Manager Lennie Lawrence was the king of brinkmanship who would have tunnelled his way out of the stalag or hurdled the barbed wire on a motorbike like Steve McQueen if he had landed a part in the Great Escape. He had already pulled a couple of rabbits from the hat by presiding over a 3-0 win at Newcastle and a 2-1 win against QPR on the last day of term to keep Charlton above the dotted line.

Then, after the final against Leeds was deadlocked, the wily old fox refused to toss a coin for the right to stage the replay because didn't want to risk a sequel in the bearpit ambience of Elland Road.
When the circus pitched its big top at St Andrews for the third instalment in six days, centre-back Shirtliff - who only scored 15 goals in more than 500 League appearances - was Charlton's unlikely champion. And he will be forever revered at the Valley as the man who scored the first-ever winner in the play-off for a place in the penthouse.
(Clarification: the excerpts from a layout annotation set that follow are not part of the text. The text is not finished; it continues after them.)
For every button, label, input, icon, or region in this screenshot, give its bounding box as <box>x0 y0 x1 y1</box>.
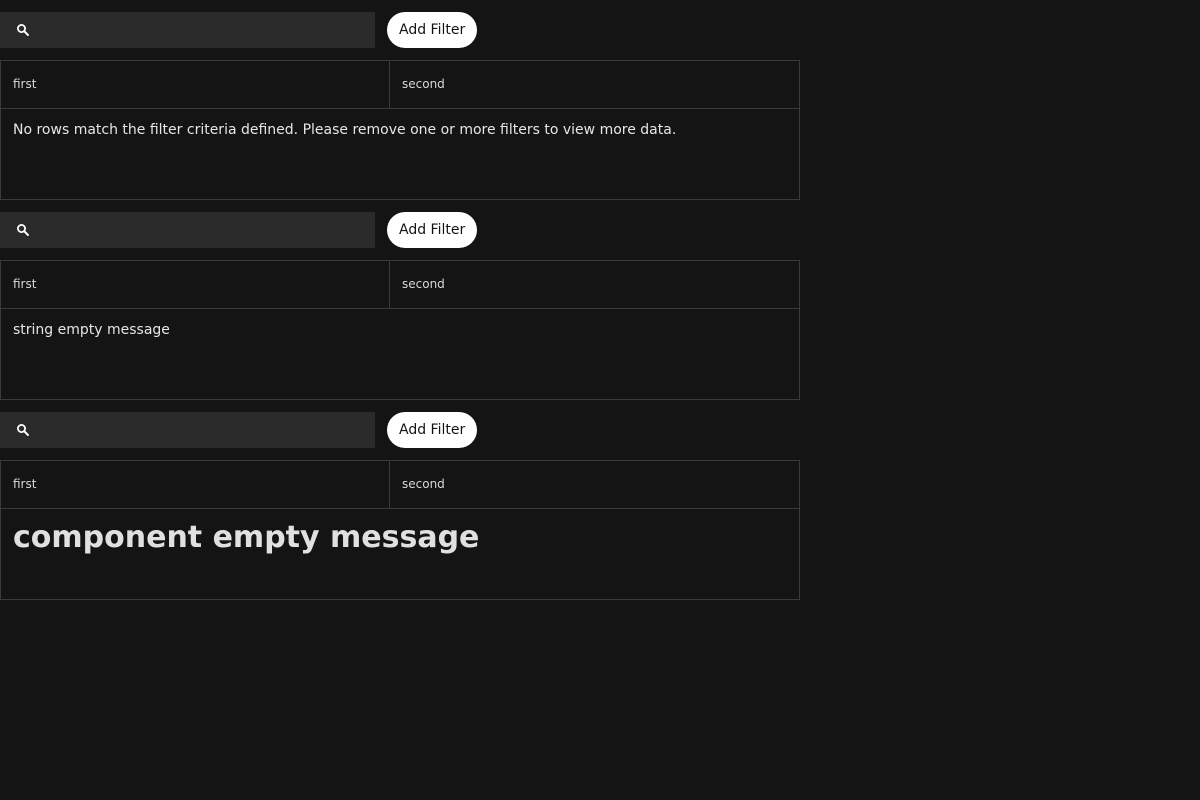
search-box[interactable] <box>0 212 375 248</box>
search-icon <box>17 224 29 236</box>
grid-panel-component-empty: Add Filter first second component empty … <box>0 400 800 600</box>
column-header-second[interactable]: second <box>390 61 799 108</box>
search-box[interactable] <box>0 12 375 48</box>
search-box[interactable] <box>0 412 375 448</box>
empty-message: No rows match the filter criteria define… <box>13 122 677 138</box>
filter-toolbar: Add Filter <box>0 412 800 448</box>
data-grid: first second string empty message <box>0 260 800 400</box>
grid-header: first second <box>1 261 799 309</box>
add-filter-button[interactable]: Add Filter <box>387 212 478 248</box>
data-grid: first second component empty message <box>0 460 800 600</box>
add-filter-button[interactable]: Add Filter <box>387 412 478 448</box>
search-input[interactable] <box>40 212 370 248</box>
column-header-second[interactable]: second <box>390 261 799 308</box>
grid-header: first second <box>1 461 799 509</box>
column-header-first[interactable]: first <box>1 261 390 308</box>
grid-header: first second <box>1 61 799 109</box>
column-header-second[interactable]: second <box>390 461 799 508</box>
grid-panel-string-empty: Add Filter first second string empty mes… <box>0 200 800 400</box>
empty-message: string empty message <box>13 322 170 338</box>
search-icon <box>17 24 29 36</box>
filter-toolbar: Add Filter <box>0 12 800 48</box>
grid-panel-default-empty: Add Filter first second No rows match th… <box>0 0 800 200</box>
column-header-first[interactable]: first <box>1 461 390 508</box>
column-header-first[interactable]: first <box>1 61 390 108</box>
add-filter-button[interactable]: Add Filter <box>387 12 478 48</box>
search-input[interactable] <box>40 12 370 48</box>
filter-toolbar: Add Filter <box>0 212 800 248</box>
data-grid: first second No rows match the filter cr… <box>0 60 800 200</box>
search-icon <box>17 424 29 436</box>
search-input[interactable] <box>40 412 370 448</box>
empty-message: component empty message <box>13 520 480 555</box>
'It was a bit scary, too close for comfort, but we were on top for most of the game. We were the better side and Leeds scored against the run of play in extra time,' said Shirtliff, now 64. 'We had about 20 minutes to save ourselves and it was backs-to-the-wall stuff, but Lennie knew how to put a team together, that's for sure, and that one at Charlton had grit - bucketloads of grit.
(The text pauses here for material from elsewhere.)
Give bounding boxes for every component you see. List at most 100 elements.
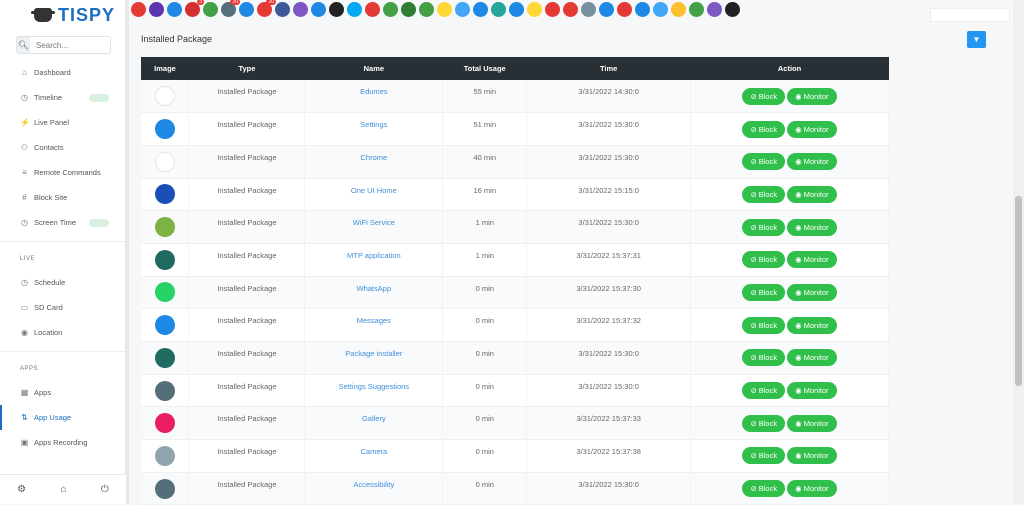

'It was the first of his so-called great escapes and he just had this gift for producing big results when we needed them most. I scored once in a League Cup semi-final for Sheffield Wednesday against Chelsea, but in terms of the magnitude, I probably never scored more important goals than those two against Leeds.
'Our fans were heavily outnumbered in the replay, but the thing I remember most about that night is how much we were all starving after the game. It wasn't like today's football, where trolleys of food or piles of pizza boxes are delivered to the dressing room after the final whistle - we had to pull in at a motorway service station for fish and chips, or whatever they had kept warm, at about 1am.

'There were a few of our fans there, who were probably surprised to see their team desperate for a meal - anything we could lay our hands on - and we didn't get back to the training ground until the small hours. Did I think my goals would be the forerunner to today's Championship play-off final, where the sums of money at stake are absolutely astronomical?
'No chance - a midweek replay at Birmingham bears little relation to the shoot-out for hundreds of millions of pounds at Wembley these days, but I think the EFL have got it about right. I didn't think it was fair that a club could be relegated by a team from a lower division - as happened to Chelsea the year after we won the play-offs.
'Now it's a money-spinner for EFL clubs, especially the ones that go up, and fans love the drama. It's real box office stuff.'

Shirtliff still carries a torch for the Addicks, and does occasional commentary shifts when they visit clubs near his home in the north-west, and he is backing them to beat Leyton Orient in Sunday's League One play-off final.
He said: 'Charlton is a big club with a great history, and if they made it back to the Premier League, they would take huge swathes of south-east London with them. I do fancy them to beat Orient, even though I count myself as a friend of their manager Richie Wellens, who was in charge at Swindon when I was his assistant a few years ago.
'They have been on an upward curve for several months now, they have the momentum and Nathan Jones has done a terrific job since he came in. I know people piled into him on social media after he went through agony and ecstasy on the touchline at the end of the semi-final against Wycombe but, look, it's an emotional game.
'We all do things in the heat of the moment where we might look back and think, 'Oh God, what on earth was I doing there?' But there's so much at stake in the play-offs, with a whole season's work hanging on 90 minutes, that emotion takes over."